Bundan sonraki sürecin son derece kolay olduğuna dikkat çeken Doç. Dr. Günay, “Hasta 2 gün yumuşak beslenecek. Sonra normal gıda ile beslenmeye geçebilecek. Eskiden ilaçlarını bile içemiyordu. Kalple ilgili içtiği, ilaçlar yemek borusunda kalıyordu ve bir işe yaramıyordu. Şu anda yediği içtiği her şey midesine geçtiği için hastamız daha iyi olacak” ifadelerine yer verdi.

“İlk defa Japonya’da geliştirildi, ben de Kore’de öğrendim”
POEM ameliyatına dair bilgiler aktaran Günay, operasyonun endoskopiyle, kapalı yöntemle yapılan bir ameliyat olduğunu anlattı. Bu operasyonun ilk defa Japonya'da geliştirildiğini kaydeden Doç. Dr. Günay, şöyle devam etti:
“Ben bu yöntemi Kore’de öğrendim ve şuana kadar binden fazla hastaya uyguladık. Endoskopla yemek borusunun içine geçip orada bir tünel açıyoruz. O tünelin içerisinde yanlış çalışan kasları özel bıçaklarımızla kesiyoruz. O kasları kestikten sonra yemek borusuyla mide arasında çok kasılma olan kaslar gevşiyor. O gevşeme ile beraber hastanın yedikleri rahatlıkla midesine doğru gitmeye başlıyor. Eskiden bu ameliyatlar cerrahiyle ya da balon dilatasyonu yöntemiyle yapılıyordu. Balon dilatasyonu yöntemi, başarı şansı az ama riski çok fazlaydı. Bu yöntemin hem riski az hem de başarı şansı çok yüksek.”

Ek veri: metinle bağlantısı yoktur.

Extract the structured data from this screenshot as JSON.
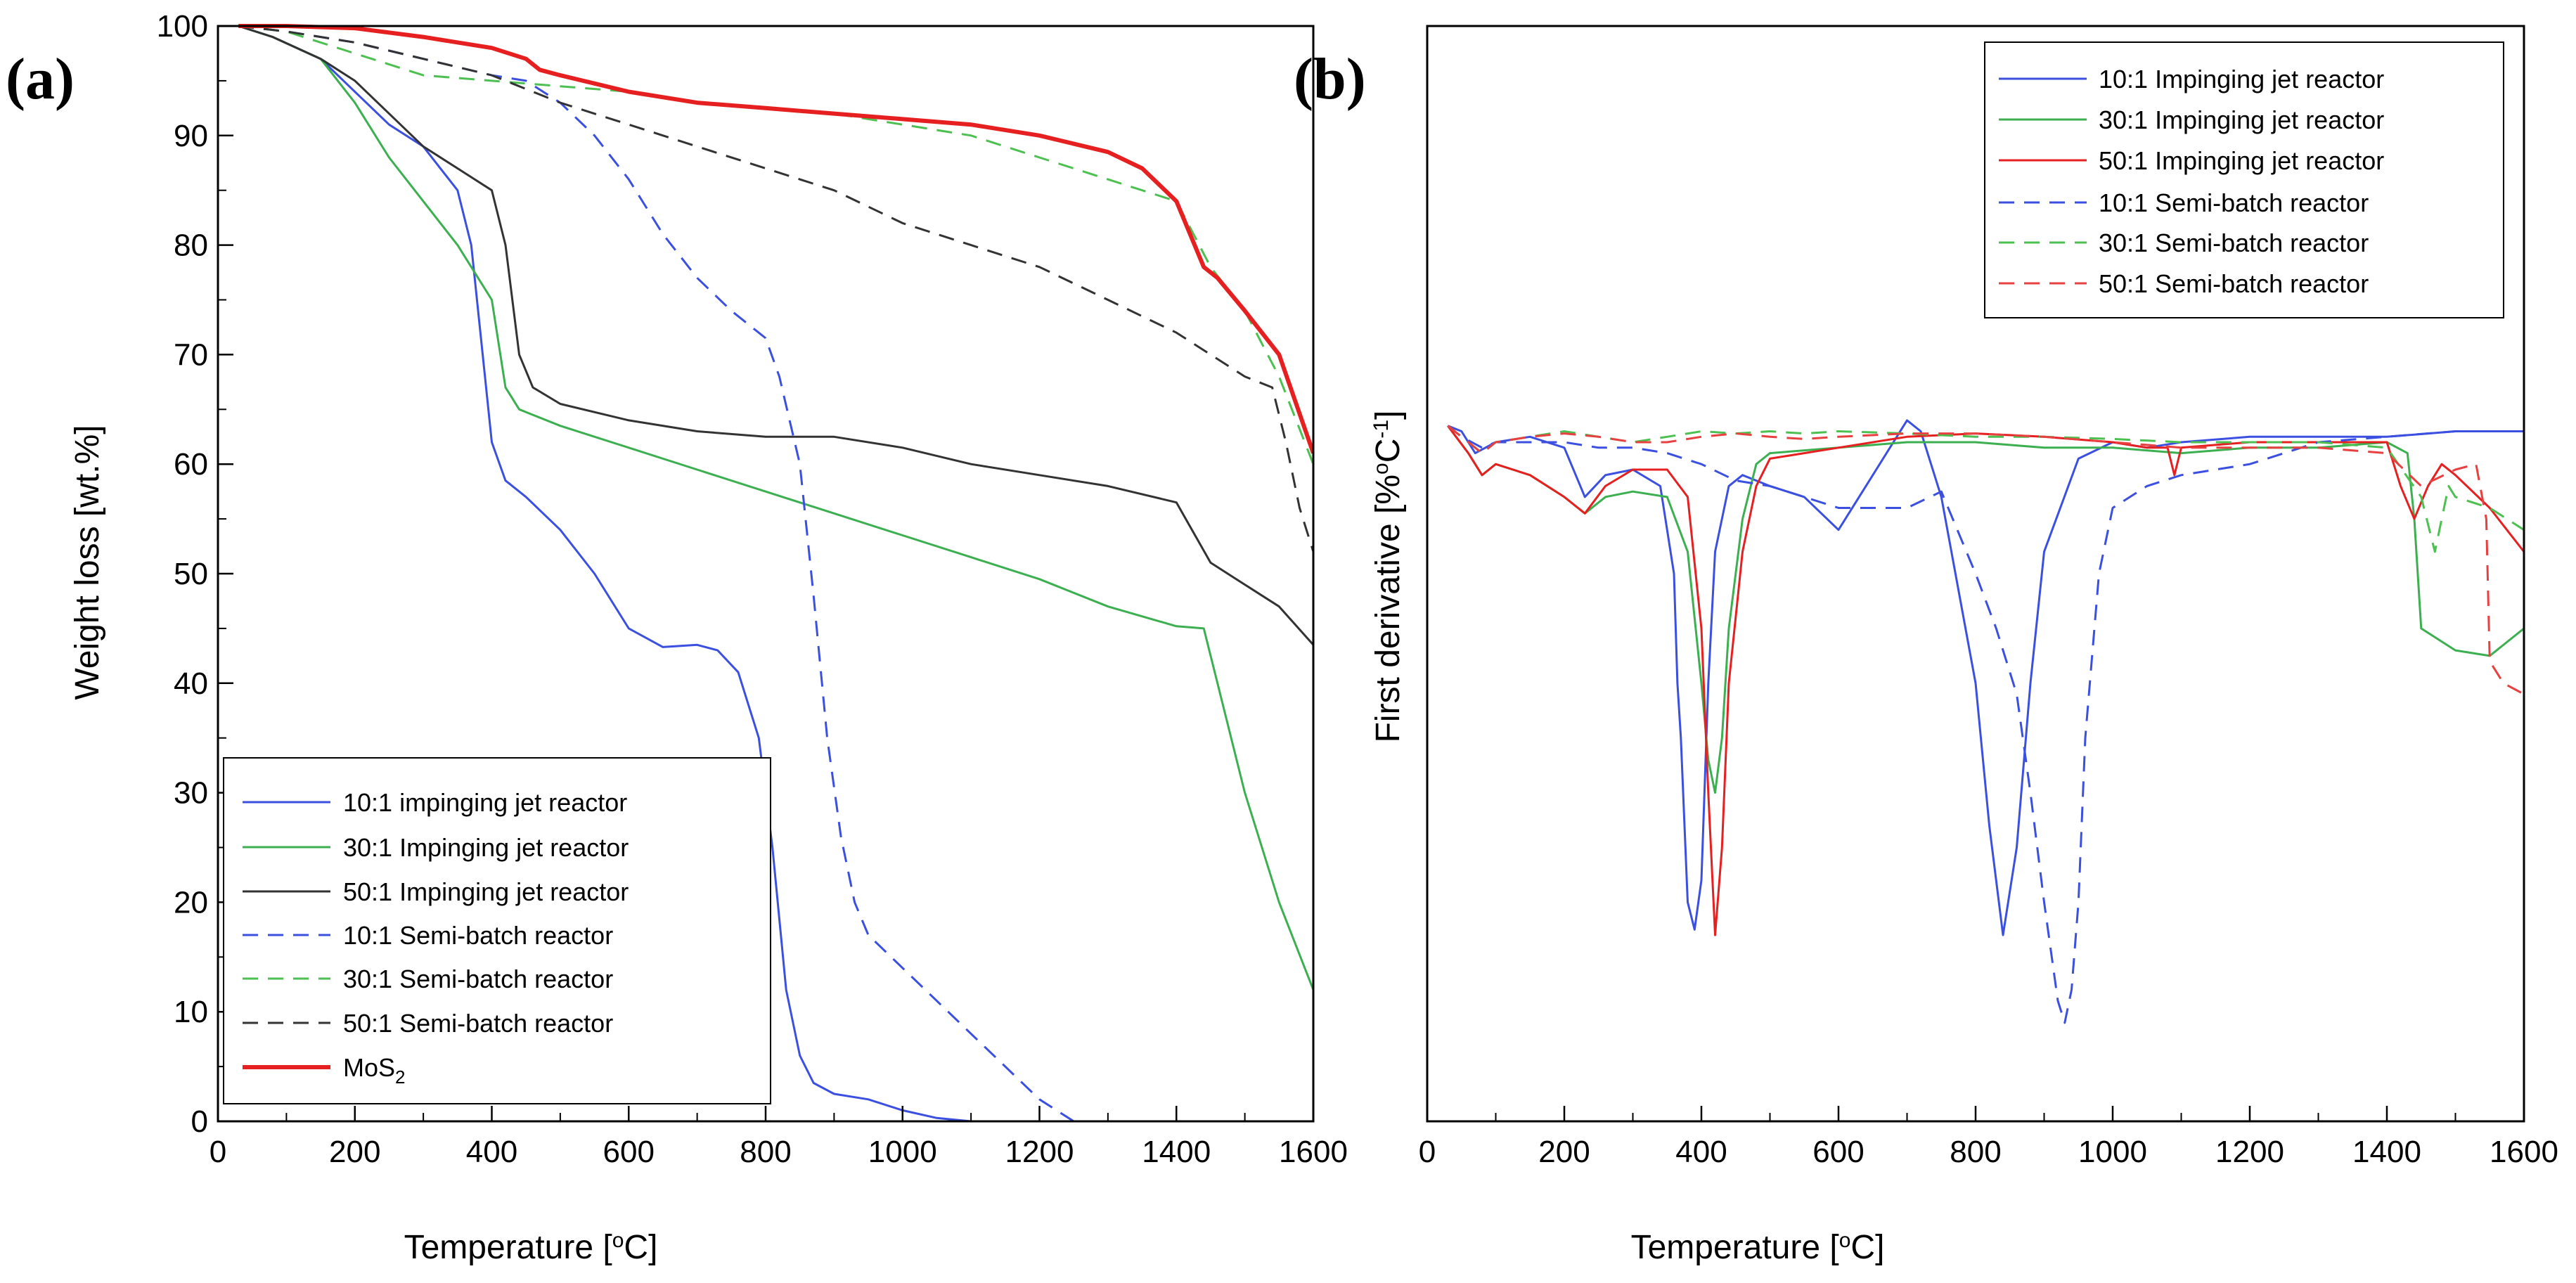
{
  "chart_data": [
    {
      "panel": "(a)",
      "type": "line",
      "title": "",
      "xlabel": "Temperature [",
      "xlabel_sup": "o",
      "xlabel_end": "C]",
      "ylabel": "Weight loss [wt.%]",
      "xlim": [
        0,
        1600
      ],
      "ylim": [
        0,
        100
      ],
      "xticks": [
        0,
        200,
        400,
        600,
        800,
        1000,
        1200,
        1400,
        1600
      ],
      "yticks": [
        0,
        10,
        20,
        30,
        40,
        50,
        60,
        70,
        80,
        90,
        100
      ],
      "legend_position": "bottom-left",
      "series": [
        {
          "name": "10:1 impinging jet reactor",
          "color": "#3b4fe0",
          "dash": "solid",
          "x": [
            30,
            80,
            150,
            200,
            250,
            300,
            350,
            370,
            390,
            400,
            420,
            450,
            500,
            550,
            600,
            650,
            700,
            730,
            760,
            790,
            810,
            830,
            850,
            870,
            900,
            950,
            1000,
            1050,
            1100,
            1200,
            1300,
            1400,
            1500,
            1600
          ],
          "y": [
            100,
            99,
            97,
            94,
            91,
            89,
            85,
            80,
            68,
            62,
            58.5,
            57,
            54,
            50,
            45,
            43.3,
            43.5,
            43,
            41,
            35,
            25,
            12,
            6,
            3.5,
            2.5,
            2,
            1,
            0.3,
            0,
            0,
            0,
            0,
            0,
            0
          ]
        },
        {
          "name": "30:1 Impinging jet reactor",
          "color": "#3cb050",
          "dash": "solid",
          "x": [
            30,
            80,
            150,
            200,
            250,
            300,
            350,
            400,
            420,
            440,
            460,
            500,
            600,
            700,
            800,
            900,
            1000,
            1100,
            1200,
            1300,
            1400,
            1440,
            1460,
            1500,
            1550,
            1600
          ],
          "y": [
            100,
            99,
            97,
            93,
            88,
            84,
            80,
            75,
            67,
            65,
            64.5,
            63.5,
            61.5,
            59.5,
            57.5,
            55.5,
            53.5,
            51.5,
            49.5,
            47,
            45.2,
            45,
            40,
            30,
            20,
            12
          ]
        },
        {
          "name": "50:1 Impinging jet reactor",
          "color": "#333333",
          "dash": "solid",
          "x": [
            30,
            80,
            150,
            200,
            250,
            300,
            350,
            400,
            420,
            440,
            460,
            500,
            600,
            700,
            800,
            900,
            1000,
            1100,
            1200,
            1300,
            1400,
            1450,
            1500,
            1550,
            1600
          ],
          "y": [
            100,
            99,
            97,
            95,
            92,
            89,
            87,
            85,
            80,
            70,
            67,
            65.5,
            64,
            63,
            62.5,
            62.5,
            61.5,
            60,
            59,
            58,
            56.5,
            51,
            49,
            47,
            43.5
          ]
        },
        {
          "name": "10:1 Semi-batch reactor",
          "color": "#3b4fe0",
          "dash": "dashed",
          "x": [
            30,
            100,
            200,
            300,
            400,
            450,
            500,
            550,
            600,
            650,
            700,
            750,
            800,
            820,
            850,
            870,
            890,
            910,
            930,
            950,
            1000,
            1050,
            1100,
            1150,
            1200,
            1250,
            1300,
            1400,
            1500,
            1600
          ],
          "y": [
            100,
            99.5,
            98.5,
            97,
            95.5,
            95,
            93,
            90,
            86,
            81,
            77,
            74,
            71.5,
            68,
            60,
            48,
            35,
            26,
            20,
            17,
            14,
            11,
            8,
            5,
            2,
            0,
            0,
            0,
            0,
            0
          ]
        },
        {
          "name": "30:1 Semi-batch reactor",
          "color": "#4cc050",
          "dash": "dashed",
          "x": [
            30,
            100,
            200,
            300,
            400,
            500,
            600,
            700,
            800,
            900,
            1000,
            1100,
            1200,
            1300,
            1400,
            1450,
            1500,
            1550,
            1600
          ],
          "y": [
            100,
            99.5,
            97.5,
            95.5,
            95,
            94.5,
            94,
            93,
            92.5,
            92,
            91,
            90,
            88,
            86,
            84,
            78,
            74,
            68,
            60
          ]
        },
        {
          "name": "50:1 Semi-batch reactor",
          "color": "#333333",
          "dash": "dashed",
          "x": [
            30,
            100,
            200,
            300,
            400,
            500,
            600,
            700,
            800,
            900,
            1000,
            1100,
            1200,
            1300,
            1400,
            1450,
            1500,
            1540,
            1560,
            1580,
            1600
          ],
          "y": [
            100,
            99.5,
            98.5,
            97,
            95.5,
            93,
            91,
            89,
            87,
            85,
            82,
            80,
            78,
            75,
            72,
            70,
            68,
            67,
            62,
            56,
            52
          ]
        },
        {
          "name": "MoS2",
          "color": "#e62020",
          "dash": "solid",
          "bold": true,
          "x": [
            30,
            100,
            200,
            300,
            400,
            450,
            470,
            500,
            600,
            700,
            800,
            900,
            1000,
            1100,
            1200,
            1300,
            1350,
            1400,
            1420,
            1440,
            1460,
            1500,
            1550,
            1600
          ],
          "y": [
            100,
            100,
            99.8,
            99,
            98,
            97,
            96,
            95.5,
            94,
            93,
            92.5,
            92,
            91.5,
            91,
            90,
            88.5,
            87,
            84,
            81,
            78,
            77,
            74,
            70,
            61
          ]
        }
      ],
      "legend_labels": {
        "s0": "10:1 impinging jet reactor",
        "s1": "30:1 Impinging jet reactor",
        "s2": "50:1 Impinging jet reactor",
        "s3": "10:1 Semi-batch reactor",
        "s4": "30:1 Semi-batch reactor",
        "s5": "50:1 Semi-batch reactor",
        "s6_main": "MoS",
        "s6_sub": "2"
      }
    },
    {
      "panel": "(b)",
      "type": "line",
      "title": "",
      "xlabel": "Temperature [",
      "xlabel_sup": "o",
      "xlabel_end": "C]",
      "ylabel": "First derivative [%",
      "ylabel_sup1": "o",
      "ylabel_mid": "C",
      "ylabel_sup2": "-1",
      "ylabel_end": "]",
      "xlim": [
        0,
        1600
      ],
      "ylim": [
        0,
        100
      ],
      "xticks": [
        0,
        200,
        400,
        600,
        800,
        1000,
        1200,
        1400,
        1600
      ],
      "yticks": [],
      "legend_position": "top-right",
      "series": [
        {
          "name": "10:1 Impinging jet reactor",
          "color": "#3b4fe0",
          "dash": "solid",
          "x": [
            30,
            50,
            70,
            100,
            150,
            200,
            230,
            260,
            300,
            340,
            360,
            365,
            370,
            380,
            390,
            400,
            410,
            420,
            440,
            460,
            480,
            500,
            550,
            600,
            650,
            700,
            720,
            750,
            800,
            820,
            840,
            860,
            880,
            900,
            950,
            1000,
            1050,
            1100,
            1200,
            1300,
            1400,
            1500,
            1600
          ],
          "y": [
            63.5,
            63,
            61,
            62,
            62.5,
            61.5,
            57,
            59,
            59.5,
            58,
            50,
            40,
            35,
            20,
            17.5,
            22,
            40,
            52,
            58,
            59,
            58.5,
            58,
            57,
            54,
            59,
            64,
            63,
            57,
            40,
            27,
            17,
            25,
            40,
            52,
            60.5,
            62,
            61.5,
            62,
            62.5,
            62.5,
            62.5,
            63,
            63
          ]
        },
        {
          "name": "30:1 Impinging jet reactor",
          "color": "#3cb050",
          "dash": "solid",
          "x": [
            30,
            60,
            80,
            100,
            150,
            200,
            230,
            260,
            300,
            350,
            380,
            400,
            410,
            420,
            430,
            440,
            460,
            480,
            500,
            600,
            700,
            800,
            900,
            1000,
            1100,
            1200,
            1300,
            1400,
            1430,
            1440,
            1450,
            1500,
            1550,
            1600
          ],
          "y": [
            63.5,
            61,
            59,
            60,
            59,
            57,
            55.5,
            57,
            57.5,
            57,
            52,
            40,
            33,
            30,
            35,
            45,
            55,
            60,
            61,
            61.5,
            62,
            62,
            61.5,
            61.5,
            61,
            61.5,
            61.5,
            62,
            61,
            55,
            45,
            43,
            42.5,
            45
          ]
        },
        {
          "name": "50:1 Impinging jet reactor",
          "color": "#e62020",
          "dash": "solid",
          "x": [
            30,
            60,
            80,
            100,
            150,
            200,
            230,
            260,
            300,
            350,
            380,
            400,
            410,
            420,
            430,
            440,
            460,
            480,
            500,
            600,
            700,
            800,
            900,
            1000,
            1050,
            1080,
            1090,
            1100,
            1200,
            1300,
            1400,
            1420,
            1440,
            1460,
            1480,
            1500,
            1550,
            1600
          ],
          "y": [
            63.5,
            61,
            59,
            60,
            59,
            57,
            55.5,
            58,
            59.5,
            59.5,
            57,
            45,
            30,
            17,
            25,
            40,
            52,
            58,
            60.5,
            61.5,
            62.5,
            62.8,
            62.5,
            62,
            61.5,
            61.5,
            59,
            61.5,
            62,
            62,
            62,
            58,
            55,
            58,
            60,
            59,
            56,
            52
          ]
        },
        {
          "name": "10:1 Semi-batch reactor",
          "color": "#3b4fe0",
          "dash": "dashed",
          "x": [
            30,
            50,
            80,
            100,
            150,
            200,
            250,
            300,
            350,
            400,
            450,
            500,
            550,
            600,
            700,
            750,
            800,
            830,
            860,
            880,
            900,
            920,
            930,
            940,
            950,
            960,
            980,
            1000,
            1050,
            1100,
            1150,
            1200,
            1250,
            1300,
            1400,
            1500,
            1600
          ],
          "y": [
            63.5,
            62.5,
            61.5,
            62,
            62,
            62,
            61.5,
            61.5,
            61,
            60,
            58.5,
            58,
            57,
            56,
            56,
            57.5,
            50,
            45,
            39,
            30,
            20,
            11,
            9,
            12,
            20,
            35,
            50,
            56,
            58,
            59,
            59.5,
            60,
            61,
            62,
            62.5,
            63,
            63
          ]
        },
        {
          "name": "30:1 Semi-batch reactor",
          "color": "#4cc050",
          "dash": "dashed",
          "x": [
            30,
            60,
            80,
            100,
            150,
            200,
            250,
            300,
            350,
            400,
            450,
            500,
            550,
            600,
            700,
            800,
            900,
            1000,
            1100,
            1200,
            1300,
            1400,
            1450,
            1470,
            1480,
            1490,
            1500,
            1550,
            1600
          ],
          "y": [
            63.5,
            62,
            61,
            62,
            62.5,
            63,
            62.5,
            62,
            62.5,
            63,
            62.8,
            63,
            62.8,
            63,
            62.8,
            62.5,
            62.5,
            62.3,
            62,
            62,
            62,
            61.5,
            57,
            52,
            55,
            58,
            57,
            56,
            54
          ]
        },
        {
          "name": "50:1 Semi-batch reactor",
          "color": "#e84040",
          "dash": "dashed",
          "x": [
            30,
            60,
            80,
            100,
            150,
            200,
            250,
            300,
            350,
            400,
            450,
            500,
            550,
            600,
            700,
            800,
            900,
            1000,
            1100,
            1200,
            1300,
            1400,
            1450,
            1500,
            1530,
            1545,
            1550,
            1570,
            1600
          ],
          "y": [
            63.5,
            62,
            61,
            62,
            62.5,
            62.8,
            62.5,
            62,
            62,
            62.5,
            62.8,
            62.5,
            62.3,
            62.5,
            62.8,
            62.8,
            62.5,
            62,
            61.5,
            61.5,
            61.5,
            61,
            58,
            59.5,
            60,
            55,
            42,
            40,
            39
          ]
        }
      ],
      "legend_labels": {
        "s0": "10:1 Impinging jet reactor",
        "s1": "30:1 Impinging jet reactor",
        "s2": "50:1 Impinging jet reactor",
        "s3": "10:1 Semi-batch reactor",
        "s4": "30:1 Semi-batch reactor",
        "s5": "50:1 Semi-batch reactor"
      }
    }
  ]
}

“Doktoruma güvendim ve hayatımı teslim ettim”
2014 yılında stent takıldığını ve daha sonra şikayetinin ilerlediğini ifade eden hasta Kenan Duranoğlu, “Rahatsızlığım ilerleyince kalp pili takıldı. Kalbim yüzde 20 çalışıyor. Pandemi döneminden önce Mersin’de Akalazya teşhisi konuldu. Orada operasyonu yapan doktor bulamadım. Başka yerleri araştırmamı söylediler. Araya pandemi girince 2-3 yıl ertelemek zorunda kaldım. Daha sonra araştırdık ve Süleyman Hocamı buldum. Onun bu konuda uzman olduğunu öğrendik. Tedavi olmak için İzmir’e geldik. Doktorum bana kalpten dolayı riskleri anlattı. Ben kendisine güvendim ve hayatımı teslim ettim. Başarılı bir şekilde operasyon gerçekleşti. Kendisine minnettarım” yorumunda bulundu.

“Yemek yiyip ilaçlarımı içiyorum”
Ameliyattan önce kalp ilaçlarını kullandığını; ancak sürekli kustuğunu belirten Duranoğlu, “Eşim de ‘uyurken kustuğum zaman soluk borusuna gider diye’ korkuyordu. Endişelerimiz vardı. Şimdi iyileştim. Yemek yiyip ilaçlarımı içiyorum. Hayatımı kurtardı” diye konuştu.
Duranoğlu, iyileşmesiyle birlikte en büyük isteğinin Adana kebap ve tantuni yemek olduğunu belirtti ve Mersin’e döndüğünde ilk olarak bunları yiyeceğini söyledi.